Go · Real-time voice AI · WebRTC · Audio · Open source


StrawGo is an open-source framework I’m building for real-time conversational voice AI in Go. If you’ve ever wired up a voice agent in Python, you know the ceiling you eventually hit: at real call concurrency, the runtime starts fighting you. I wanted to see how far a goroutine-native design could push that ceiling.

What it is

A frame-based pipeline where every stage of a call — audio in, noise suppression, voice-activity detection, turn-taking, the model, speech out — is a composable processor, with audio frames flowing between stages over channels. It speaks the common telephony and WebRTC transports and plugs into a wide range of speech-to-text, text-to-speech, and language-model providers.

What’s interesting about it

  • An order of magnitude more throughput per machine, at a fraction of the memory, versus the Python framework it takes inspiration from — which, for a workload measured in concurrent live calls, is the whole game.

  • An in-process audio pipeline (denoise → voice detection → turn detection) running ONNX models directly, rather than shelling out to separate services.

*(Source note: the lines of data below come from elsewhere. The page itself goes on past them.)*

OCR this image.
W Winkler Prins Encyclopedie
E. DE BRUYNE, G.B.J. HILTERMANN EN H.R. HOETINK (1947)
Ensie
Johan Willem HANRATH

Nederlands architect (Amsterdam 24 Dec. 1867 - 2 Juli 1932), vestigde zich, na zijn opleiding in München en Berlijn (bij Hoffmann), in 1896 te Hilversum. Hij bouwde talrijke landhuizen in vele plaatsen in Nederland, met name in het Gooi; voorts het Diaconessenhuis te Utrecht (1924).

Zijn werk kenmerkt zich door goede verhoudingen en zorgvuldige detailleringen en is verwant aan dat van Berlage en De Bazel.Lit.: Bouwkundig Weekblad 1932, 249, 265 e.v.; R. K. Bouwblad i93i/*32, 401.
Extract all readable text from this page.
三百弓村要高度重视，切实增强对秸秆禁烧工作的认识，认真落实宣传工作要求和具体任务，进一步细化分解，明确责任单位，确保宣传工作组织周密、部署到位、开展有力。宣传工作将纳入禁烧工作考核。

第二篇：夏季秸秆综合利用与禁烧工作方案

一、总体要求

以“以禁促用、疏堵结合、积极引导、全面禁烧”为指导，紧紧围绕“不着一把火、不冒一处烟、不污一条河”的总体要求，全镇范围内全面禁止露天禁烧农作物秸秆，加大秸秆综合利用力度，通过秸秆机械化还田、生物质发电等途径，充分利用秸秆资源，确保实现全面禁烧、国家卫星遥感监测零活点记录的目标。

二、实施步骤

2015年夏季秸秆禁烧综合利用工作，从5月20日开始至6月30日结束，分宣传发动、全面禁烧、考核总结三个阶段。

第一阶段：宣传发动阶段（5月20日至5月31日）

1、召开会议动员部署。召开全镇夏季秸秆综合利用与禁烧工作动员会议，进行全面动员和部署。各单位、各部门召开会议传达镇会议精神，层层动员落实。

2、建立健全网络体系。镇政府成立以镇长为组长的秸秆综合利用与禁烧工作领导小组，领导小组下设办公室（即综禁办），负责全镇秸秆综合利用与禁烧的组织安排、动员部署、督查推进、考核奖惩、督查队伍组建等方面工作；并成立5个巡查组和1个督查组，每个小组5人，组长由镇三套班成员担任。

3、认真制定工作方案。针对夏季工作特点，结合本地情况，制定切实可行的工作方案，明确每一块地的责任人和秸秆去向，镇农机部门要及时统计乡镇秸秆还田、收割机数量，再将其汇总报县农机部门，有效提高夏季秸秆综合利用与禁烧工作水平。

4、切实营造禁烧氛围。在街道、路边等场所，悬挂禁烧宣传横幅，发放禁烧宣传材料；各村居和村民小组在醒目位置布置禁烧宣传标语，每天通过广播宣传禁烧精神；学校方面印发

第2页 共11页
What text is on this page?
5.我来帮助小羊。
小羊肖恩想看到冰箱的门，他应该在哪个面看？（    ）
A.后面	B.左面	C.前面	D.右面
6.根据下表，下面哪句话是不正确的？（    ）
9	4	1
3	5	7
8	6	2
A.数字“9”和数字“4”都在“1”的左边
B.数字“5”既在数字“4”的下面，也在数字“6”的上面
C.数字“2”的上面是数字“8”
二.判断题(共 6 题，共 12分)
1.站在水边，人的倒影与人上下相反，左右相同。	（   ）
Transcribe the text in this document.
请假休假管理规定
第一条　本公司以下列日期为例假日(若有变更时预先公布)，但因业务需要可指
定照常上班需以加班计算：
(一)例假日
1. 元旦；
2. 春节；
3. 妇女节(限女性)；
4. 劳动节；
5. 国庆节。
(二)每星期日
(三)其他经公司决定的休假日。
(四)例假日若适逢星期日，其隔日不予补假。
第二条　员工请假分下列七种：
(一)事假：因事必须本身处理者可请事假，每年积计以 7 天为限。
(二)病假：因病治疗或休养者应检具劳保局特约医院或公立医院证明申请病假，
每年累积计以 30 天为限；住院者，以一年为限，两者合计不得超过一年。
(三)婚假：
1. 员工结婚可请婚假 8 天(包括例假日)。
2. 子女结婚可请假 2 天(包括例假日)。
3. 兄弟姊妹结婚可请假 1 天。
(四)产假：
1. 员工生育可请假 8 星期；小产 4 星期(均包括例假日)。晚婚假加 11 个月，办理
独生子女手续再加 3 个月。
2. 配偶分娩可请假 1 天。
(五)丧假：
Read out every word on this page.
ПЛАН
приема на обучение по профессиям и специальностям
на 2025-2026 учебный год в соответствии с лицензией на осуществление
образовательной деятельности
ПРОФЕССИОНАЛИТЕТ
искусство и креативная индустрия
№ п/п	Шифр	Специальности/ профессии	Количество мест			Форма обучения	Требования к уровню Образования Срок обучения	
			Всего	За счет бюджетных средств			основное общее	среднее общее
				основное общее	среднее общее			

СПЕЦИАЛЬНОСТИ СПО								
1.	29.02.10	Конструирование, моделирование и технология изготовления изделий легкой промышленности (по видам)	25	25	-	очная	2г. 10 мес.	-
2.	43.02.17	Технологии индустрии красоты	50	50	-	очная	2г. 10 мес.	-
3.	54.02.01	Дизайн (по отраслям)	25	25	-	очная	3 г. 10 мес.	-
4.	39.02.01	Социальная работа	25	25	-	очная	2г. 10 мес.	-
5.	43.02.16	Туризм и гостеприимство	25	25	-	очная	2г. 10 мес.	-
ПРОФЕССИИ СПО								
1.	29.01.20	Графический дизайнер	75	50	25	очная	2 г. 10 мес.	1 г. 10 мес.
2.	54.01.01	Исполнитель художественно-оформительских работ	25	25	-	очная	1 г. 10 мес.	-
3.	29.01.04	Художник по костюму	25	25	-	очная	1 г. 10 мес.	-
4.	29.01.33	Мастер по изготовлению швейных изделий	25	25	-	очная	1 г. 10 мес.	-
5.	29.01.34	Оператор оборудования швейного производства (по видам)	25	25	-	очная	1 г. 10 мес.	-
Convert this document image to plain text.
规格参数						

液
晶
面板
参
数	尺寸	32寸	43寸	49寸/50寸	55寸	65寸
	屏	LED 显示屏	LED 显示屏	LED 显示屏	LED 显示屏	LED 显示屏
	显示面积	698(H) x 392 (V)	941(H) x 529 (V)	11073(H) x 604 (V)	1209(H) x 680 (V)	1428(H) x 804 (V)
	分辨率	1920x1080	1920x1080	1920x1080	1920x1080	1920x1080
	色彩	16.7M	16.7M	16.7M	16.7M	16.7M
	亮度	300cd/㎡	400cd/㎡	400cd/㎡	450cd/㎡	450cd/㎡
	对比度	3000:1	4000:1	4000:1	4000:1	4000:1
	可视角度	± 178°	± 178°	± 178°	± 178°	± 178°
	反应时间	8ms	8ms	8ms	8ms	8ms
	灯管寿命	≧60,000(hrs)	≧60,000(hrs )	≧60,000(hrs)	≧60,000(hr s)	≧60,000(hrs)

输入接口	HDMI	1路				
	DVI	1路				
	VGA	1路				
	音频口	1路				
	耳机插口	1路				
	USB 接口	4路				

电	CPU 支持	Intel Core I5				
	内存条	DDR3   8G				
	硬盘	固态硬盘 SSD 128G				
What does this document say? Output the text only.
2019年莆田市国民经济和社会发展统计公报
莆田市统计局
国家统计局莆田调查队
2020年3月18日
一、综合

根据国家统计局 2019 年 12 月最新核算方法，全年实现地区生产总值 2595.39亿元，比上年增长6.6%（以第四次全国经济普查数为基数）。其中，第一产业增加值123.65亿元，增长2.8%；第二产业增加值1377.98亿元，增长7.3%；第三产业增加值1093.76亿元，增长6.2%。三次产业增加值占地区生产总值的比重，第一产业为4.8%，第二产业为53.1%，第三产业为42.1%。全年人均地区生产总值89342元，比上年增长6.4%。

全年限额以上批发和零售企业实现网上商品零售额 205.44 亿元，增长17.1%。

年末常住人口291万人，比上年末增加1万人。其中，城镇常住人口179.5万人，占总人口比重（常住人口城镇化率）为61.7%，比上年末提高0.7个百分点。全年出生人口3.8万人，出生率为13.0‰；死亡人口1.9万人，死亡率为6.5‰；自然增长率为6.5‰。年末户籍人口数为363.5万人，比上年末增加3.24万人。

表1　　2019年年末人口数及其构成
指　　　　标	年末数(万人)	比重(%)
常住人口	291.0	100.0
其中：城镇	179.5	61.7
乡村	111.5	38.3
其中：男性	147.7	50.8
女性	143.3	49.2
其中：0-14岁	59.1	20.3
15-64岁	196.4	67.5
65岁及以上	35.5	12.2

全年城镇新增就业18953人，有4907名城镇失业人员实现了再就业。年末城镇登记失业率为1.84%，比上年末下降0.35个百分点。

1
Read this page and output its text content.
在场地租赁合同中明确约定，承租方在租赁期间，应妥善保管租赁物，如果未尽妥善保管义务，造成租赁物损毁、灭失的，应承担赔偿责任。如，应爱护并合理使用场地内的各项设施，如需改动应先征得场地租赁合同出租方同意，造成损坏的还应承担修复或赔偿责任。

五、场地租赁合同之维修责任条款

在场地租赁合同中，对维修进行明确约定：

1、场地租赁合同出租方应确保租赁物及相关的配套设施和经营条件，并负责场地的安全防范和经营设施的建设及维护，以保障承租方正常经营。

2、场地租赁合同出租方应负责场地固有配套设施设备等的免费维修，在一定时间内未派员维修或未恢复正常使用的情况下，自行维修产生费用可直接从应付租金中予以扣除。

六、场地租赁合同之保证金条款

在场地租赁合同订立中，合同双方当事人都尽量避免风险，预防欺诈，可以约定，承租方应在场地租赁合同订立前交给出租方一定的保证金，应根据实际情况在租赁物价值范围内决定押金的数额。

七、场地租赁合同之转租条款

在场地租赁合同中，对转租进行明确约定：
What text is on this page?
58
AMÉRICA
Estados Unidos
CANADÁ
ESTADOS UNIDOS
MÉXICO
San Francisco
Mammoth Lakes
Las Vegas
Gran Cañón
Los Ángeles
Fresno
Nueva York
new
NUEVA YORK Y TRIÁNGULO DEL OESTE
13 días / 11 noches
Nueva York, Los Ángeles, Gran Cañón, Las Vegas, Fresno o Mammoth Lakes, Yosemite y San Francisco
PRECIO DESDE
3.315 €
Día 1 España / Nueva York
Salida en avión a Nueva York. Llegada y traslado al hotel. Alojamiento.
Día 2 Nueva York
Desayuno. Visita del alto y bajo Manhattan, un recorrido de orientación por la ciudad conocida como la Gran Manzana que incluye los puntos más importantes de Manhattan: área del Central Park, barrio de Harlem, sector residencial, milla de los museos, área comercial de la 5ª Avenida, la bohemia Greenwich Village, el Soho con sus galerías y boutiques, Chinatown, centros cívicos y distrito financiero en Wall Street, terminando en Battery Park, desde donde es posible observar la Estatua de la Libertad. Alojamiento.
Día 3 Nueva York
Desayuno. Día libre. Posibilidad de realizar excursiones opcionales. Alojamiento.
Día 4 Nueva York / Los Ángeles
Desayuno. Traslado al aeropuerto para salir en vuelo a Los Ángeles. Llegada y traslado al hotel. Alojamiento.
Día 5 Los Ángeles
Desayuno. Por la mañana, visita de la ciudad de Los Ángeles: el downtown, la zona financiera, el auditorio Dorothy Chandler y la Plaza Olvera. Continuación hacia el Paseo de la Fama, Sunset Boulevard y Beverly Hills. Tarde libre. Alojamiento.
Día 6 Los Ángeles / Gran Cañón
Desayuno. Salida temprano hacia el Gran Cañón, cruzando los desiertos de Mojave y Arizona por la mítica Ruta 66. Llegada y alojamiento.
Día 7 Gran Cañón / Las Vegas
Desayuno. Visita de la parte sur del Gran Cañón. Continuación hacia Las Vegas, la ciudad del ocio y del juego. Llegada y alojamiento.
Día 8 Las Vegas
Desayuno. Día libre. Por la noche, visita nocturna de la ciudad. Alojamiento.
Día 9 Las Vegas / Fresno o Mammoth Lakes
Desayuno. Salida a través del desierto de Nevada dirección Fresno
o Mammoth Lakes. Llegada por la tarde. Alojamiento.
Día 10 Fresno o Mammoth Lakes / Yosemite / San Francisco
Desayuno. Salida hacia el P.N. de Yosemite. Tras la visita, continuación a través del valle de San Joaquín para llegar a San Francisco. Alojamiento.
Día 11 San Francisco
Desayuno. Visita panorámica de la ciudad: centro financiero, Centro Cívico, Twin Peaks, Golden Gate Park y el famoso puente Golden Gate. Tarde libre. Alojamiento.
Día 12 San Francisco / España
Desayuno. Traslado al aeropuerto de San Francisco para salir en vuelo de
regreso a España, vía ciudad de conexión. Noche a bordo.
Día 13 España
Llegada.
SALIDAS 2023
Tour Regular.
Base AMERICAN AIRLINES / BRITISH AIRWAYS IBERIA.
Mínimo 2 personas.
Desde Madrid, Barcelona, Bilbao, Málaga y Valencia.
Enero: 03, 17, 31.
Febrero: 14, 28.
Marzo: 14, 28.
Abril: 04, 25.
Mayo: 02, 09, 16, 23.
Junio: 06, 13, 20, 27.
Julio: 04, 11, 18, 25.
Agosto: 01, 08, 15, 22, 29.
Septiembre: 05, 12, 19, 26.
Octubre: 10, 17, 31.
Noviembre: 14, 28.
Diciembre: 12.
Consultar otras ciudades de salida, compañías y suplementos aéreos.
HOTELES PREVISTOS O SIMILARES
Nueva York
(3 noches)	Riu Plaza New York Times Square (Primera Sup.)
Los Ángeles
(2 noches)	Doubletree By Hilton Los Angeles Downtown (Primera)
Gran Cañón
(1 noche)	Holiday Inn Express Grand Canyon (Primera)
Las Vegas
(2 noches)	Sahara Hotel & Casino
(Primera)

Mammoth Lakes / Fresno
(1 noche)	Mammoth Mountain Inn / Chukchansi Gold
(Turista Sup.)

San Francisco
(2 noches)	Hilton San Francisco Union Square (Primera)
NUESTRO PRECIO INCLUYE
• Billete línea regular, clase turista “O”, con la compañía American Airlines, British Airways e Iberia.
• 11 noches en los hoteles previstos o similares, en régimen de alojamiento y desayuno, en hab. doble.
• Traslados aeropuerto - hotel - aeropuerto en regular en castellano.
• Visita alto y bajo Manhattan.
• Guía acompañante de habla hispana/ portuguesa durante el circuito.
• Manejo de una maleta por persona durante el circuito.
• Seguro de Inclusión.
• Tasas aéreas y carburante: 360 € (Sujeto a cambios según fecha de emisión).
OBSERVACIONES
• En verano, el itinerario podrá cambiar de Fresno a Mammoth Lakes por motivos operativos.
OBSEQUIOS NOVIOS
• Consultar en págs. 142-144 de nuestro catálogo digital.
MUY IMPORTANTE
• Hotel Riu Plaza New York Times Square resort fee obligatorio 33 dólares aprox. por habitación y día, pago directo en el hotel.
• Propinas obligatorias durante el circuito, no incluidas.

  • Honest benchmarking baked in — including a denoiser shootout where the faster model was deliberately rejected because it hurt voice detection in noisy conditions. (I wrote about that here.)

  • The hard edges done on purpose — a dedicated guard for stale audio, a rate-limited pacer, and a set of strategies for the deceptively tricky question of when the agent has actually finished speaking.

It’s the kind of engineering I find most fun: real-time, resource-bound, and judged by whether a live phone call feels natural.